Anesthesiologist-directed Fluid Therapy (control group)
Patients in the control group received conventional fluid therapy, decided by the attending anesthesiologists based on the patient’s hemodynamic condition and responses, to maintain MAP >65 mm Hg, heart rate 50-100 bpm, and urine output >0.5 ml/kg/h.
The primary outcome of interest was the postoperative complications from admission to the operating theatre to 30 days after the surgery, include nausea and vomiting, infectious complications, delayed wound healing, cardiac events and kidney disorders .
The secondary outcomes of interest was the change of lactic acid concentrations throughout the perioperative period and intraoperative fluid balance. Arterial blood gas (ABG) and lactic acid were measured at 7 predefined times: T0, 24 h before surgery; T1, beginning of the operation; T2, 1h after the operation began; T3, 2h after the operation began; T4, end of the operation surgery; T5, discharge from the post-anesthesia care unit; and T6, 24 h after surgery.
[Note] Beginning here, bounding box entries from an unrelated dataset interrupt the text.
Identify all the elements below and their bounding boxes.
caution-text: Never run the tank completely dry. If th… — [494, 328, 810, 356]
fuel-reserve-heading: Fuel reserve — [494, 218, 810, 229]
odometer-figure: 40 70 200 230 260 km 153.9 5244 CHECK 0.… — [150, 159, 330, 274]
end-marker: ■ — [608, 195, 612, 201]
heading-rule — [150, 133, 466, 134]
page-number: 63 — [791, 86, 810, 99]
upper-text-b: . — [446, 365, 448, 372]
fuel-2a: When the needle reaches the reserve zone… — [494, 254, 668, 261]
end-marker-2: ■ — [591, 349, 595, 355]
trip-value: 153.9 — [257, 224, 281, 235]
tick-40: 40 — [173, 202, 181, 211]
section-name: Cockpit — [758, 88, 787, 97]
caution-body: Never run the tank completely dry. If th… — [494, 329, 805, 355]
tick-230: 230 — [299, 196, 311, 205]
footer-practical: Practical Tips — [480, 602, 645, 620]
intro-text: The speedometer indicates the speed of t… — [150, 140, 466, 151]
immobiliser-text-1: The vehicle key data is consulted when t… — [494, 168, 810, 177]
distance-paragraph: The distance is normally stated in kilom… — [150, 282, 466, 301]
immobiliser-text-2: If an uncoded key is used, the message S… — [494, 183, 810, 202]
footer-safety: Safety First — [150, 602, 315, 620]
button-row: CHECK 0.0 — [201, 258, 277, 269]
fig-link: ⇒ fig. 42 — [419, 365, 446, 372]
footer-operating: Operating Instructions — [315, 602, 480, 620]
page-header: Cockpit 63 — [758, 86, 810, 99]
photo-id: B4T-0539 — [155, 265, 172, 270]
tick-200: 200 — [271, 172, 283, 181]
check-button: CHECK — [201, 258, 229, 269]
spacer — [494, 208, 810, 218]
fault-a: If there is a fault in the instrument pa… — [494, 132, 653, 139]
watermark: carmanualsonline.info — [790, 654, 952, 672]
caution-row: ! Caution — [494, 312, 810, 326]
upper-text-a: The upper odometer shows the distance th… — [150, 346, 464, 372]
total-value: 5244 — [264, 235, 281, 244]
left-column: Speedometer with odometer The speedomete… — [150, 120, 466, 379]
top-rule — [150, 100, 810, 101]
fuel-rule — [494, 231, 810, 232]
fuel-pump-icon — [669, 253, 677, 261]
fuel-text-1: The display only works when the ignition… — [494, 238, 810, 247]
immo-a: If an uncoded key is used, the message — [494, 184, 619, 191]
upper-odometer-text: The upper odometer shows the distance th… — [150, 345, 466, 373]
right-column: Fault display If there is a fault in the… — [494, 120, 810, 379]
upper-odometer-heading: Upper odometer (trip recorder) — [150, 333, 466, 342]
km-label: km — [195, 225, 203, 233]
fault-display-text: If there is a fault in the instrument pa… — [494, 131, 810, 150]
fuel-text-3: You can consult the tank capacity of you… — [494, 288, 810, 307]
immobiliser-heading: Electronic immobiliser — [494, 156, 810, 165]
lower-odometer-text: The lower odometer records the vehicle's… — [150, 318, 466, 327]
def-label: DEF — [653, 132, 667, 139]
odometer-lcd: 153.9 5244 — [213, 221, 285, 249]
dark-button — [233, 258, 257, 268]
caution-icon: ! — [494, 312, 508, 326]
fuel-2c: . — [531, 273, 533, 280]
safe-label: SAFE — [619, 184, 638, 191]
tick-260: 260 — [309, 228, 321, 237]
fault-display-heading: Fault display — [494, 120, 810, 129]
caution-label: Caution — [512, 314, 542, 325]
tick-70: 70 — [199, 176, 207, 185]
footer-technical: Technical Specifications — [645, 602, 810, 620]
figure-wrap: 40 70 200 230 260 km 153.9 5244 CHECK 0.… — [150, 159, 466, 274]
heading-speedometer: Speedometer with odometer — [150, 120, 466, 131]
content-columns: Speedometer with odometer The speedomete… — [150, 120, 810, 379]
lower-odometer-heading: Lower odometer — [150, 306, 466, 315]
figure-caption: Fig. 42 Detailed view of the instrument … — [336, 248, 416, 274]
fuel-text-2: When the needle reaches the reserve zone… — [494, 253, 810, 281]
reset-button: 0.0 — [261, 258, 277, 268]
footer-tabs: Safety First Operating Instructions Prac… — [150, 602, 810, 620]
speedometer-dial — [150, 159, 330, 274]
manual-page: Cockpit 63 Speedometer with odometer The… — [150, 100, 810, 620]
The primary endpoint of the study was the concentration of lactate acid in the perioperative period. In a previous report, the average lactate concentration during the operative period was 2.015± 0.986 mmol/l8. We expected that a difference of 0.50 mmol/l in lactate concentration would be clinically meaningful. Therefore, we estimated that a total of 66 patients (33 in each group) would be needed to detect a difference with a power of 90% (α=0.05). Considering missing data or loss of follow up, we enrolled 40 patients in each arm. Data were analyzed on an intention-to-treat basis. Changes of lactate over time were tested with repeated-measure analysis of variance (ANOVA). The primary outcome data were normally distributed after reciprocal transformation and analyzed with the t-test. Categorical data were tested with Chi-square test and Chi-square test for trend. Data are presented as mean ± standard deviation when normally distributed. A p value of 0.05 was considered significant. All data were analyzed with SPSS (IBM SPSS Statistics v24, IBM, Armonk, NY, USA).